Und mal ehrlich: Wenn uns Mr. DeYoung nicht gefühlvoll soulig-musical-gospelig mit ´Your Saving Grace´ oder der klassisch-balladesken Qualitätsschnulze ´Made For Each Other´ inklusive QUEEN-Gitarrensolo die Lauscher streicheln würde, wäre das Kuschelvolk auch beleidigt und diejenigen, die STYX aufgrund solcher Songs von jeher nicht leiden mögen, können mir jetzt auch gestohlen bleiben. Da dachte ich zunächst, dass es spätestens mit ´There’s No Turning Back Time´ langsam anfängt, etwas zu besinnlich zu werden, doch eine gelungene Steigerung nach Akustikgitarreneinsatz lässt auch diesen Song zu einer fetten Hymne mutieren, die sich sogar ins Uptempo auswächst. Hammer!

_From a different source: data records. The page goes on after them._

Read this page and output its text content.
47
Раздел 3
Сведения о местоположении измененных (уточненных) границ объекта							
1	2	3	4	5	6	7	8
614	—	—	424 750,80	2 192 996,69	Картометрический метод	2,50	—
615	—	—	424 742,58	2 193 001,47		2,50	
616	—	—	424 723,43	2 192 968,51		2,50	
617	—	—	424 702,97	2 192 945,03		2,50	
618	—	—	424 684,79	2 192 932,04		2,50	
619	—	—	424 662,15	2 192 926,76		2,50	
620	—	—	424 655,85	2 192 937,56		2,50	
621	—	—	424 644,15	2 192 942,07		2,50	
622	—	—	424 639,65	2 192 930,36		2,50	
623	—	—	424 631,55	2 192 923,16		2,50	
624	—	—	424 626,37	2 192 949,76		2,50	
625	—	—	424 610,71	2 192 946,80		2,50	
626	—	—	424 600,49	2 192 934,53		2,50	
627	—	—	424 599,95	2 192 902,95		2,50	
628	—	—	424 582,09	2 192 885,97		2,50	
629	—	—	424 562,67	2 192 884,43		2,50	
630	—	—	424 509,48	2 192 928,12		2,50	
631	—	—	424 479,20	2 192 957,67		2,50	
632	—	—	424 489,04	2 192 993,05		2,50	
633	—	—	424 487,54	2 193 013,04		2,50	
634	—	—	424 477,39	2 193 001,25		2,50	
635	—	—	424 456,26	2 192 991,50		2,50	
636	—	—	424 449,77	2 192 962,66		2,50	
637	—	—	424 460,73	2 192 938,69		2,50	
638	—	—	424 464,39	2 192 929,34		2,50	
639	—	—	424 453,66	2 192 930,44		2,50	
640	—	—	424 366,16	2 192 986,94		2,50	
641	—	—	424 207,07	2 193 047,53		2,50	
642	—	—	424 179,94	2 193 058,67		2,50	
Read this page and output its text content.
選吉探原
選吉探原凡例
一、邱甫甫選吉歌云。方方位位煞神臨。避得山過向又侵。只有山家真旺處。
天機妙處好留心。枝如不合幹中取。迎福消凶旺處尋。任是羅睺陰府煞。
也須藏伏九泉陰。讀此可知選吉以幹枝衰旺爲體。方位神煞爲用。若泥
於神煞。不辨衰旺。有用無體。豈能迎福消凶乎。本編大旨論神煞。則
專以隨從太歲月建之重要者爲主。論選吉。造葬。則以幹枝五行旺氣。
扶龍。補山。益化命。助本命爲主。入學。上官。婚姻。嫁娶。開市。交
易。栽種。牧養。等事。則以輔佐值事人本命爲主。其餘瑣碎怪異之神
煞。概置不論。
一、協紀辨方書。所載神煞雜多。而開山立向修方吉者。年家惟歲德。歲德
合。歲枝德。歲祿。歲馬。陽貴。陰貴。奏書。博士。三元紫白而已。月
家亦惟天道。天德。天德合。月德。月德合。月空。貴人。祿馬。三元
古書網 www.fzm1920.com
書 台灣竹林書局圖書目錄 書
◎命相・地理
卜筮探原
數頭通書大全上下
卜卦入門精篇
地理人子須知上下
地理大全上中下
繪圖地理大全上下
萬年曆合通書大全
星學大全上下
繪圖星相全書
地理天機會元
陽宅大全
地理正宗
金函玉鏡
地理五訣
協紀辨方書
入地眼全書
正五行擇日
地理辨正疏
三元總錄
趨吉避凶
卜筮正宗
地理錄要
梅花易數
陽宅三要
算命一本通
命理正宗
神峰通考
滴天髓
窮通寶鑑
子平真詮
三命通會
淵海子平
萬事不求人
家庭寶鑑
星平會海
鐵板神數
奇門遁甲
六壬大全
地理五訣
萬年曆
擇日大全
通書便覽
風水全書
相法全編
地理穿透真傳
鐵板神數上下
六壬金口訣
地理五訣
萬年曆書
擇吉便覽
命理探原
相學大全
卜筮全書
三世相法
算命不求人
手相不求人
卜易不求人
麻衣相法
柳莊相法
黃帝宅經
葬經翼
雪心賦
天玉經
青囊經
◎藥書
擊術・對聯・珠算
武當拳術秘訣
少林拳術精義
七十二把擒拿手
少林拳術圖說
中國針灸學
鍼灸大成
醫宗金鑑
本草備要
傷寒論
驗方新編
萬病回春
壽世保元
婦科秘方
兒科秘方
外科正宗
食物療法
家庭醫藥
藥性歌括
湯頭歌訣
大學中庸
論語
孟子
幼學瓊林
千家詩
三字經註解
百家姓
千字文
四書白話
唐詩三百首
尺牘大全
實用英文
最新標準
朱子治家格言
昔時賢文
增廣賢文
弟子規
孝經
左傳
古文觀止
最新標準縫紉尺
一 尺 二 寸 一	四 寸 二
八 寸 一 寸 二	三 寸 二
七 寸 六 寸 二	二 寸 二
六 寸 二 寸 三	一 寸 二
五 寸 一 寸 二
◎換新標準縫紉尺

´Proof Of Heaven´ mausert sich mit etwas Abstand nun doch zum locker-flockigen, aber dennoch starken Opus mit SUPERTRAMP-Anleihen. Unterm Weihnachtsbaum wird das mein feierliche Alternative zu dem ganzen Kerzchen-Herzchen-Geklingel. Als absoluten Epik-Brecher plus KANSAS-Geige zeigt sich ´Little Did We Know´, einen PINK FLOYD-light Ausflug stellt ´Always Time´ dar und ´The Isle Of Misanthrope´ beginnt einfach wunderschön, um im weiteren Verlauf erneut epische Register zu ziehen. Wow! Erwähnte ich eigentlich die grandios rockige Gitarrenarbeit auf dem gesamten Album? Geschichtsträchtig feierlich wie auch auf ´26 East: Volume 1´ mit der Extravorstellung im “Paradise Theatre” lädt uns Dennis zu einer letzten Segeltour zur “Grand Illusion” im ´Grand Finale´ ein und danach herrscht bei mir Stille, Dankbarkeit und ein bisschen Wehmut.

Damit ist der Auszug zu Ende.